Tuesday, January 24, 2012

Malka masoor / split red lentils

Malka masoor / split red lentils

3/4 cup malka masoor /red lentils
3 1/2 cups water
1 bay leaf (tear)
Ingredients for tempering:
2 tbsp olive oil
1/4 cup chopped onion
2 garlic cloves minced
ginger (about the size of one garlic clove)
1 blanched tomato, chopped
1 tsp turmeric powder
1 tsp red chilly powder
1 tsp cumin seeds
1 tbsp chopped cilantro
1/2 lemon
To serve:
rice or chapatti or dinner rolls
yogurt or sour cream

The above ingredients give a satisfying hot flavour for red lentil soup.
If you are preparing to eat this with rice, you definitely need to spice up with 1 tsp garam masala and little more red chilly powder. Or you can serve with pickle on side.

Get your ingredients ready for tempering before you start cooking. Rinse red lentils and place in a medium sauce pan. Add 3 cups of water. Bring it to boil. Reduce heat, partially cover and simmer for 10-15 minutes or until lentils are soft. Skim off any scum that comes on top.

Make sure you do not over cook the lentils. They get mushy in seconds. Remove from flame when they reach this far. This is exactly after 12 minutes.

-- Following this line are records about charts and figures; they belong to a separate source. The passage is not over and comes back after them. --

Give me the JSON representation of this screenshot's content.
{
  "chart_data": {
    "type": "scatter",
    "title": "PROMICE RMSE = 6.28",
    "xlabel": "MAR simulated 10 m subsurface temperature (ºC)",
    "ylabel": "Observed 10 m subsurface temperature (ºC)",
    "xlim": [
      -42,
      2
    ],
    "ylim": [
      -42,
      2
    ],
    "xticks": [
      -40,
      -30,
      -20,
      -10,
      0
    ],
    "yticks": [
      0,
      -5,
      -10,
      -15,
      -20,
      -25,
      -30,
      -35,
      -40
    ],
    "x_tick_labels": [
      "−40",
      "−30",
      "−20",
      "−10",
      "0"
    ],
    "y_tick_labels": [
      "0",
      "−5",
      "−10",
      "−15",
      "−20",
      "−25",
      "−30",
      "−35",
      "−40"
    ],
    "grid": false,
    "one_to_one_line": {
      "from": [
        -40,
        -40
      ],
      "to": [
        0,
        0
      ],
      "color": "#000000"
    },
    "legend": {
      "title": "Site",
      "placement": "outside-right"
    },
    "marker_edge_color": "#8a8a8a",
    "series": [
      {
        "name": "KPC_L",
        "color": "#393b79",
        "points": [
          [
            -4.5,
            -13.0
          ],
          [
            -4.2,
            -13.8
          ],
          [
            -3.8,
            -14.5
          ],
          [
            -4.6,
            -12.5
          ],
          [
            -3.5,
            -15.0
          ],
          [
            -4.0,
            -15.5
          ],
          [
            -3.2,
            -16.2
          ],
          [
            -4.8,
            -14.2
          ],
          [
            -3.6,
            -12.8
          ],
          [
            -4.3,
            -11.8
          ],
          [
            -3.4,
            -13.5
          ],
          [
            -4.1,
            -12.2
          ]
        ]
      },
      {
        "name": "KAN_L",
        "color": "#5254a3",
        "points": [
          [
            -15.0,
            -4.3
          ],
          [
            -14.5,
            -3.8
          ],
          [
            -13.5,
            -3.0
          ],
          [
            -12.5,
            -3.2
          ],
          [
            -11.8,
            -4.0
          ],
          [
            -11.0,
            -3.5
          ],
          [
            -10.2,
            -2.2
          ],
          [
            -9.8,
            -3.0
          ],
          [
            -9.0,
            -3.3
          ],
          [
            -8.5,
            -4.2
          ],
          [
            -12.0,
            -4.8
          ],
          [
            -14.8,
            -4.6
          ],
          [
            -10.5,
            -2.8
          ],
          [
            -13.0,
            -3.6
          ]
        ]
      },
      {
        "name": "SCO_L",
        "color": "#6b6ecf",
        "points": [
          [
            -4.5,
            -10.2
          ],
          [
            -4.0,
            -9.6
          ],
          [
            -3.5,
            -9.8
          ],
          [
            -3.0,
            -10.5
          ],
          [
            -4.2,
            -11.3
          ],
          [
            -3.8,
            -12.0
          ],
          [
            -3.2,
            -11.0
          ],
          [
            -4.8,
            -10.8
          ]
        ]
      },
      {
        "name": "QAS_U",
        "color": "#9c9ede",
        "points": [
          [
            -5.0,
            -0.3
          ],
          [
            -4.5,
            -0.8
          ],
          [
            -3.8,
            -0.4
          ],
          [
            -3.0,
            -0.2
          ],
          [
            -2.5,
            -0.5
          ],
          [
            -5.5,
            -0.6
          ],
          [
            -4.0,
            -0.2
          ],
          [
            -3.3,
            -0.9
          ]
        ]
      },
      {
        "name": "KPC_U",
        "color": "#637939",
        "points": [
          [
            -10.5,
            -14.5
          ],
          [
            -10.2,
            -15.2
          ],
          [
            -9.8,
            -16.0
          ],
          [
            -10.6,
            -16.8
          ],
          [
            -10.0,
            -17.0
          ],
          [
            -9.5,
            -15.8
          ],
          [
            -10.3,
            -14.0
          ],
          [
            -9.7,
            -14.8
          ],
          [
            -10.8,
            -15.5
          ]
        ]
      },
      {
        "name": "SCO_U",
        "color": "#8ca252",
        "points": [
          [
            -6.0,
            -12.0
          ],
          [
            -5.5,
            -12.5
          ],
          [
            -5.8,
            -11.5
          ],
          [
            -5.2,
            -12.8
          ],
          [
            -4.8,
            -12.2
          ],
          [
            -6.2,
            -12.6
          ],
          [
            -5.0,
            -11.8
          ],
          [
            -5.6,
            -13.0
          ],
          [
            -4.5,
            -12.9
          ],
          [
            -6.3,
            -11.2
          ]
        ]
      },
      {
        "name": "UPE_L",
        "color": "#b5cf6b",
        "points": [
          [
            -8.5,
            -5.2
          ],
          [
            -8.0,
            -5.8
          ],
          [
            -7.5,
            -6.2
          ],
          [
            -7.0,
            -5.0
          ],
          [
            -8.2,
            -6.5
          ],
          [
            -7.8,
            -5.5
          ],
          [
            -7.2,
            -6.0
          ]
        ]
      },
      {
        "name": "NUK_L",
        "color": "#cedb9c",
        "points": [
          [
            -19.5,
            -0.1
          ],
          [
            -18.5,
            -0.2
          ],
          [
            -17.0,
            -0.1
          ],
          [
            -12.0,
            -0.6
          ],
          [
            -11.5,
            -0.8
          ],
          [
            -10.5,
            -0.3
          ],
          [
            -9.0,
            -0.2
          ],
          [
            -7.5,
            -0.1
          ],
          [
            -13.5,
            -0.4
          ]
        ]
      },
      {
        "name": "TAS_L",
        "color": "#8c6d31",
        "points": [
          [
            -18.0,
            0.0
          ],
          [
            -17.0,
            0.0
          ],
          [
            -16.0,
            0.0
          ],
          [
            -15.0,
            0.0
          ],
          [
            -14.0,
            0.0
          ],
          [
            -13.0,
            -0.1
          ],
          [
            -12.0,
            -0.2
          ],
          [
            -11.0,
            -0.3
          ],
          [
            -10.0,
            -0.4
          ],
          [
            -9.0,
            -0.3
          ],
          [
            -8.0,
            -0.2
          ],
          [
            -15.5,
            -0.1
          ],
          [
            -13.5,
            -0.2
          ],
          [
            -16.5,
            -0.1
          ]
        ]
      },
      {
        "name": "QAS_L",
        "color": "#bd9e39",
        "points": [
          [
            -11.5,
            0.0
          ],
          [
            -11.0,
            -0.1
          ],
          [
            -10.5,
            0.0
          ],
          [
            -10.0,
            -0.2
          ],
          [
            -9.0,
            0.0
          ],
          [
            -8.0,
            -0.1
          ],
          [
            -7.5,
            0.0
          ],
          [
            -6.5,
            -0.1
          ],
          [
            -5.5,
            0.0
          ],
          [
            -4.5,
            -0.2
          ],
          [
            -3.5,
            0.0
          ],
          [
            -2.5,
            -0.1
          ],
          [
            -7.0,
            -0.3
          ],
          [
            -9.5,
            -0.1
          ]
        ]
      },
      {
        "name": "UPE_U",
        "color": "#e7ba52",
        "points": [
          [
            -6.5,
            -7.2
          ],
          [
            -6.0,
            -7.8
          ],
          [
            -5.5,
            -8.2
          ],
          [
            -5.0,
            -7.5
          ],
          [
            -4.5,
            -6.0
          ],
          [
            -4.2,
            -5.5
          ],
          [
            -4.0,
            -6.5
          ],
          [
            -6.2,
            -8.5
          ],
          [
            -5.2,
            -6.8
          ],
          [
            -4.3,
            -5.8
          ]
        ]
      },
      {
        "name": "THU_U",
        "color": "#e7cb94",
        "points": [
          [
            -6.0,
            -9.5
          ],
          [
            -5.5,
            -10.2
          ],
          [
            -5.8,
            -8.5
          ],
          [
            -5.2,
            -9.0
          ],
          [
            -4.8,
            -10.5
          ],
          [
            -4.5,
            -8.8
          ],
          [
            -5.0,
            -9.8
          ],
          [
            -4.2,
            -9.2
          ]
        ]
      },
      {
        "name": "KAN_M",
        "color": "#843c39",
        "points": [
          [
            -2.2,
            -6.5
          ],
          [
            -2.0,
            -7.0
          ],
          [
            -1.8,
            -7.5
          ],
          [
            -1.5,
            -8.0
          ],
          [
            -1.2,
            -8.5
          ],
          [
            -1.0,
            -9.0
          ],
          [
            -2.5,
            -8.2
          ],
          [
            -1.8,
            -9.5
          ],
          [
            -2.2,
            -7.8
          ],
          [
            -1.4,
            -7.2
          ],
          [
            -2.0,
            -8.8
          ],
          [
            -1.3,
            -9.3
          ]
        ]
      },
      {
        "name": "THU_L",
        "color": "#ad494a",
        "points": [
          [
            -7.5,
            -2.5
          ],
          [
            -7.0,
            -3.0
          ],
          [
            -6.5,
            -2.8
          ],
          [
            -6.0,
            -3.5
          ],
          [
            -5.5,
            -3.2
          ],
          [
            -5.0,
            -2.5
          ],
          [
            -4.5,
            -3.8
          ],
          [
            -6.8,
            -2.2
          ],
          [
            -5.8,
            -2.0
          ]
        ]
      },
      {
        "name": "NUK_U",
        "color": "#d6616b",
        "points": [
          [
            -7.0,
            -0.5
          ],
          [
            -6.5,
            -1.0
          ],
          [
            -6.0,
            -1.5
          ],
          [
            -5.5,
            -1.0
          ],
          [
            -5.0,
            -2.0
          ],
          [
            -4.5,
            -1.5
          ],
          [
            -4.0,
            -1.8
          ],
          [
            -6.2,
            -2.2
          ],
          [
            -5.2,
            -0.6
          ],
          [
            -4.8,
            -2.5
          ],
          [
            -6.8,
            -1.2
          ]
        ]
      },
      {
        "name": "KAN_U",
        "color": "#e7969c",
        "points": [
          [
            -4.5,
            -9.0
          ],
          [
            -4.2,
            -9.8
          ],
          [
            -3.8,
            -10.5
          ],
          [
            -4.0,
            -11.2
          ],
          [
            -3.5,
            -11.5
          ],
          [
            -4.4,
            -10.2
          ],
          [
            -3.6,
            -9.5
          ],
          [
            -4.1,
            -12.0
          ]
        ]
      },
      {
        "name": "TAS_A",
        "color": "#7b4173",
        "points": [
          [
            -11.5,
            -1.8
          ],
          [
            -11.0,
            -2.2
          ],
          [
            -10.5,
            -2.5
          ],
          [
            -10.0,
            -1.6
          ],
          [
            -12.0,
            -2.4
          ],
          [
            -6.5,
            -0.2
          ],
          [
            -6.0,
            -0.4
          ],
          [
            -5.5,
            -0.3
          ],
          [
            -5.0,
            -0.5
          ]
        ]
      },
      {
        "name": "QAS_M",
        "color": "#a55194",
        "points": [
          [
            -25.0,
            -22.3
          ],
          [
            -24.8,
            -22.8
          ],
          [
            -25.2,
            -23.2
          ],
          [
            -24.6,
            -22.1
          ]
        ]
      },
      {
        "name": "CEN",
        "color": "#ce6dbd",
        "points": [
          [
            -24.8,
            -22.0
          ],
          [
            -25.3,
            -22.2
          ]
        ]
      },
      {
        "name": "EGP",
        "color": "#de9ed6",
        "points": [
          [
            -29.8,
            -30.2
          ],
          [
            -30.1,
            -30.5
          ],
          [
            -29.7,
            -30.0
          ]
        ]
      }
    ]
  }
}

While the lentils are cooking, heat oil in a small pan. Add cumin when the oil gets hot. After the crackling of cumin, add chopped onion. Cook until translucent. Add minced ginger and garlic. Cook while stirring, making sure that it does not burn. Add turmeric, red chilly powder, salt and tomatoes. Cook this masala with little water and pressing the tomatoes with the back of the ladle. Salt will also help softening the tomatoes. Remove bay leaves Add the cooked onion tomato masala to the lentils.

Gently mix it in the lentil. If the consistency of the lentil look too thick then bring remaining 1/2 cup of water to boil in the same pan which was used for tempering. Add it to the lentil. Check for seasoning. Squeeze juice of 1/2 lemon. Pour the red lentils in a serving bowl. Garnish with chopped cilantro. Serve alongside basmati rice or chapatti.